Furthermore, they are still small form factor, on the order of micrometers, as we'll see in a bit. And another big reason to look into making them is that the "attempts to develop computer electronics that emulate the circuitry of the brain may lead to a better understanding of how the brain itself actually works", as Professor Jorgensen, the director of the Health Physics Graduate Program at Georgetown University, has put it.

So, there's reason to try to make computers out of biological materials (not just make human computers solely). Let's look at a few groups who've taken the undertaking to make some of these things.

Who's Making Them? Into What?

Our first group is a BioEngineer research group from Stanford who developed the concept of a transcriptor. You see, in classical computer logic we use something called a transistor, which is a voltage-controlled switch. This is required to do digital logic for things called gates, which in combination can do things like add, subtract, redirect signals, and even store data.

The transcriptor is a "control signal that regulates the number of RNA polymerase molecules flowing through a separate DNA element". We have a molecule of DNA, and use RNA polymerase as the 'electron' in this case.
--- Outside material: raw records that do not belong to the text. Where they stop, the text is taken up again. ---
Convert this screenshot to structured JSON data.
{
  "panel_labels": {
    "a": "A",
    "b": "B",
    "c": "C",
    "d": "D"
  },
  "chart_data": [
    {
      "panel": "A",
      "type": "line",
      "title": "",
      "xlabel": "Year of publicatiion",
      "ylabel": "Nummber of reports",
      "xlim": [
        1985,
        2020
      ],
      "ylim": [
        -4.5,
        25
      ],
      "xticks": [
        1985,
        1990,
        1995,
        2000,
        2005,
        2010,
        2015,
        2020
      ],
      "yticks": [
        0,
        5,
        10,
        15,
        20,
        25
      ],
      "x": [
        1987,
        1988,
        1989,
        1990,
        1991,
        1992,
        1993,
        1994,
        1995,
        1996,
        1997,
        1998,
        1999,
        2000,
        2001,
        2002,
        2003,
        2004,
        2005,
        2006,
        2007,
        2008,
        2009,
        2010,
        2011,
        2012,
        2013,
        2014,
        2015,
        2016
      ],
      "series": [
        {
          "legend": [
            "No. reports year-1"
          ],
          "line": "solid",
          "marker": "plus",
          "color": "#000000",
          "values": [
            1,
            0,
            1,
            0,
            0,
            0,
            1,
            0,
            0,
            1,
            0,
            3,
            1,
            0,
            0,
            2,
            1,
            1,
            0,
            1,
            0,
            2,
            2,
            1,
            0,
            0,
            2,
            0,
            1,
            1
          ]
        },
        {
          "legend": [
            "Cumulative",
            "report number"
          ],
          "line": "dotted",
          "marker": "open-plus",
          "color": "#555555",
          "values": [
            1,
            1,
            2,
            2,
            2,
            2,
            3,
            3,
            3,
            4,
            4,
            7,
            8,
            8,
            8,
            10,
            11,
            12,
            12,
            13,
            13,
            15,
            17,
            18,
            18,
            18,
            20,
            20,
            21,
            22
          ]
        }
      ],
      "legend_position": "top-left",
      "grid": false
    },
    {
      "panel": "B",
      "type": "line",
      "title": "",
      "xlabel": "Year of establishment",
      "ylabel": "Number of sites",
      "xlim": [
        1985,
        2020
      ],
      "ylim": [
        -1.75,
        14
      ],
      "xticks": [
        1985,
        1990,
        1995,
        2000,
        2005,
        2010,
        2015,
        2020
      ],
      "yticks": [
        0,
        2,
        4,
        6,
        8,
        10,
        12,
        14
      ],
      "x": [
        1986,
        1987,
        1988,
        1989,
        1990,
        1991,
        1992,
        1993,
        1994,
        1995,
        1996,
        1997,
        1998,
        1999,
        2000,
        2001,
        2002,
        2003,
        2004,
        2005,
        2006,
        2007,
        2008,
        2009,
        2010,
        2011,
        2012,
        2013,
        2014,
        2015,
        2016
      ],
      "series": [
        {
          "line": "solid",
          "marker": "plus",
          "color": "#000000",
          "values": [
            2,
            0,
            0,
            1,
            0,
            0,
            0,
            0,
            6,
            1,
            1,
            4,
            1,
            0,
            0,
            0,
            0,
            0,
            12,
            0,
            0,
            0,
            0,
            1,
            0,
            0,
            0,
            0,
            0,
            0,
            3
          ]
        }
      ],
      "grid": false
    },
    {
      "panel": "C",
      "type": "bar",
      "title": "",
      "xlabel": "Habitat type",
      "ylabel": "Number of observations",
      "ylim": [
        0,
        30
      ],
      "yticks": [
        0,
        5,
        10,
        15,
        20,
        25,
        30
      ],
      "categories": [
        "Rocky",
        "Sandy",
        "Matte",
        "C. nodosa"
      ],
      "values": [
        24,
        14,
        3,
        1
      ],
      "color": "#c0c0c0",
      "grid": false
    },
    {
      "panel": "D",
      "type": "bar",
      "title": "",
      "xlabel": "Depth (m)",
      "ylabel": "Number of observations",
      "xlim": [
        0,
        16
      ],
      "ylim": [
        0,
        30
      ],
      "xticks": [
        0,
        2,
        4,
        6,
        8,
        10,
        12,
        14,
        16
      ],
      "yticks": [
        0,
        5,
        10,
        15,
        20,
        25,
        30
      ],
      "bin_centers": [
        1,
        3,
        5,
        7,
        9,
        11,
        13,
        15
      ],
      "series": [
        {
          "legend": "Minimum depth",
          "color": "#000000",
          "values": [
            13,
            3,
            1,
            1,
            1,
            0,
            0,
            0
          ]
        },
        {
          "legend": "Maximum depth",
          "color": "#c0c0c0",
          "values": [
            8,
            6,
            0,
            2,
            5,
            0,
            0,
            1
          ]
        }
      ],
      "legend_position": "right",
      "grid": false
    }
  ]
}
Essentially, the RNA polymerase will only flow along the transcriptor when the control signal is set.

However, what differs transcriptors form their transistor counterparts is we are allowed to stack control signals. This allows us to, say, make an XOR gate using just one transcriptor and two control signals, stacked to work on the same transcriptor. As a result, we can combine gates and make use for more space. These new gates are called BIL Gates, or Boolean Integrase Logic gates.

No not you!!. Get out of here Bill!

But we can do even more than just do logic! Just like their transistor counterparts, we can actually amplify an input signal using a BIL gate. Essentially, the "switching" action of these transcriptors allow signals that are near the "switching" point to get extremely amplified. As a result, signals can be amplified by keeping the input signal near that switching point.

We also have other groups that have made pieces of our current technology. Here at MIT another group found a way to make computer memory out of transcriptors. Their structure and function are essentially the same as their transistor counterparts.

Interestingly, over their classical counterparts, this biological method helps store more data for cheaper. One reason is that classical computers are base-2, so the wires are only on or off. On the other hand, DNA is base-4 (since we have 4 nucleic acids to choose from) and as such large numbers in base-2 are a smaller number of digits in base 4. To illustrate, to store the number 255 in base-2, that's:

11111111

while if we denote A:=0,C:=1,G:=2,T:=3 then storing the same number would be:

TTTT

Notice how much fewer digits are needed to store the same number between both systems!

In Conclusion

We looked at a few reasons why transcriptors can be the future in regards to data storage; however, there are massive limitations that make it likely to not enter your computer any time soon.

For one, while the size of these BIL gates are on the orders of cells, so a few micrometers, current transcriptors are on the order of nanometer technology. They are considerably bigger, and as a result can tend to hold less data when in larger quantities (see Figure c):

emss-51823-f0002.jpg

As a result, they also will likely not be entering the CPU, GPU, or other processing unit spaces anytime soon.

So while we won't likely be seeing artificially lab-grown brains anytime soon, it's still very impressive to see where the technology has taken us.

Thanks for listening to my TED-Talk!